The line that divides music from noise, and bliss from agony

Dear 105.7 LiteFM.com.my:

I am acutely aware that Queen’s “We Are The Champions” made it to Lite FM's Top 500. However, you have played the song for what feels like about a thousand times in the past one month, quite frankly I never liked the song in the first place (noise is more like it), and now you have played it to death, Hades and beyond the Event Horizon, I am actually beginning to hate it more than the sound of fingernails on chalkboard, so STOP IT ALREADY!



And whilst you are at it, would you mind kindly flushing out your current list of songs and refreshing your playlist? It is beginning to sound like you have set the same 90-minute audio cassette on auto-replay 24/7 for the past few months.

Thank you.

Saturday, October 19, 2013

Cutting across the cultural-linguistic divide

Had lunch at a Nyonya restaurant up in Cameron Highlands recently. A young Malay girl takes our orders. She speaks to us in pure Malay. And then she writes down our orders entirely in Chinese. Very nicely written Chinese characters, mind you (yes, I was watching closely). She doesn’t really have to do it, because the menu is entirely bi-lingual in English and Chinese (actually, the English text dominates, and the font is larger) to suit the tourists.

No, this is not a startling revelation. We all know that many young Malaysians of non-Chinese extraction today attend Chinese schools. So what is my point, you ask?

1. Here is a Malay girl who has taken the conscious decision to practise daily a foreign language that she has learnt. That the cooks round the back probably only read Chinese is besides the point. How many of us Malaysians of non-Malay extraction can still string a proper sentence in Bahasa Malaysia, years after leaving school (and they key word here is proper)?

2. How often do we see Chinese Malaysians yapping away in Chinese among themselves, oblivious to the fact that they are in the company of people who do not understand the Chinese language? If this young Malay girl can adapt to her external environment by writing down orders in Chinese, why can't more Chinese Malaysians in turn adapt to those around them by learning the art of linguistic courtesy and speak a common language when in the presence of others who do not speak our lingo?
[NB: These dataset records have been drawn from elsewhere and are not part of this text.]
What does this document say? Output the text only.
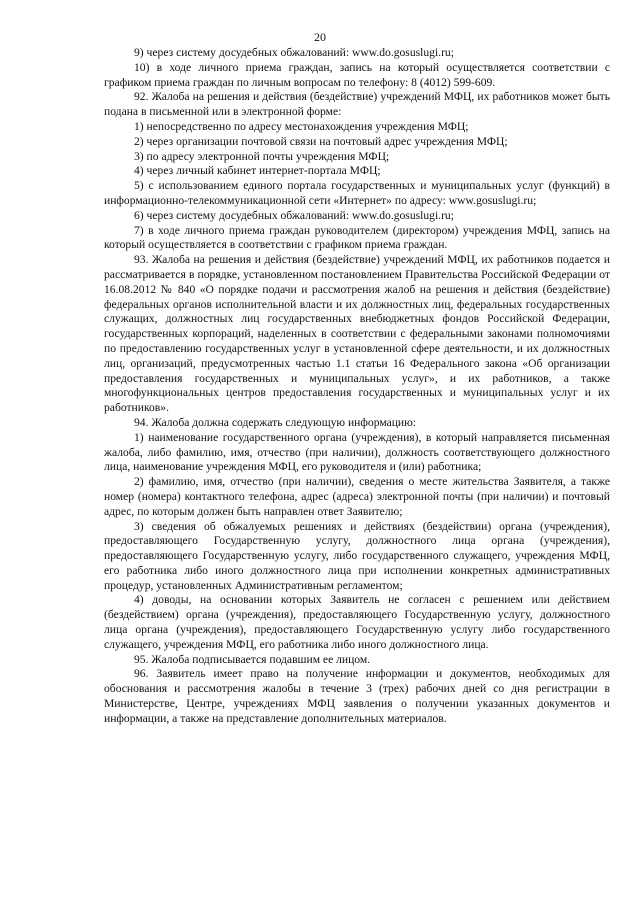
20

9) через систему досудебных обжалований: www.do.gosuslugi.ru;

10) в ходе личного приема граждан, запись на который осуществляется соответствии с графиком приема граждан по личным вопросам по телефону: 8 (4012) 599-609.

92. Жалоба на решения и действия (бездействие) учреждений МФЦ, их работников может быть подана в письменной или в электронной форме:

1) непосредственно по адресу местонахождения учреждения МФЦ;

2) через организации почтовой связи на почтовый адрес учреждения МФЦ;

3) по адресу электронной почты учреждения МФЦ;

4) через личный кабинет интернет-портала МФЦ;

5) с использованием единого портала государственных и муниципальных услуг (функций) в информационно-телекоммуникационной сети «Интернет» по адресу: www.gosuslugi.ru;

6) через систему досудебных обжалований: www.do.gosuslugi.ru;

7) в ходе личного приема граждан руководителем (директором) учреждения МФЦ, запись на который осуществляется в соответствии с графиком приема граждан.

93. Жалоба на решения и действия (бездействие) учреждений МФЦ, их работников подается и рассматривается в порядке, установленном постановлением Правительства Российской Федерации от 16.08.2012 № 840 «О порядке подачи и рассмотрения жалоб на решения и действия (бездействие) федеральных органов исполнительной власти и их должностных лиц, федеральных государственных служащих, должностных лиц государственных внебюджетных фондов Российской Федерации, государственных корпораций, наделенных в соответствии с федеральными законами полномочиями по предоставлению государственных услуг в установленной сфере деятельности, и их должностных лиц, организаций, предусмотренных частью 1.1 статьи 16 Федерального закона «Об организации предоставления государственных и муниципальных услуг», и их работников, а также многофункциональных центров предоставления государственных и муниципальных услуг и их работников».

94. Жалоба должна содержать следующую информацию:

1) наименование государственного органа (учреждения), в который направляется письменная жалоба, либо фамилию, имя, отчество (при наличии), должность соответствующего должностного лица, наименование учреждения МФЦ, его руководителя и (или) работника;

2) фамилию, имя, отчество (при наличии), сведения о месте жительства Заявителя, а также номер (номера) контактного телефона, адрес (адреса) электронной почты (при наличии) и почтовый адрес, по которым должен быть направлен ответ Заявителю;

3) сведения об обжалуемых решениях и действиях (бездействии) органа (учреждения), предоставляющего Государственную услугу, должностного лица органа (учреждения), предоставляющего Государственную услугу, либо государственного служащего, учреждения МФЦ, его работника либо иного должностного лица при исполнении конкретных административных процедур, установленных Административным регламентом;

4) доводы, на основании которых Заявитель не согласен с решением или действием (бездействием) органа (учреждения), предоставляющего Государственную услугу, должностного лица органа (учреждения), предоставляющего Государственную услугу либо государственного служащего, учреждения МФЦ, его работника либо иного должностного лица.

95. Жалоба подписывается подавшим ее лицом.

96. Заявитель имеет право на получение информации и документов, необходимых для обоснования и рассмотрения жалобы в течение 3 (трех) рабочих дней со дня регистрации в Министерстве, Центре, учреждениях МФЦ заявления о получении указанных документов и информации, а также на представление дополнительных материалов.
We demand greater access to mother tongue education, yet our lack of courtesy makes us our own worst enemy and does us no favours.
3. And while all this is going on, the Malaysian government is stubbornly refusing to formally recognise Chinese private secondary schools. Yet, here is a Malay girl who has chosen to adapt to a Chinese-centric work environment, by using daily what she has learnt from school. 
My point? All of us Malaysians - from grass-roots to government - have something to learn from this young Malay waitress from Cameron Highlands - who speaks her native Malay fluently, and writes Chinese characters beautifully. She has cut right through cultural-linguistic lines. We all ought to do the same.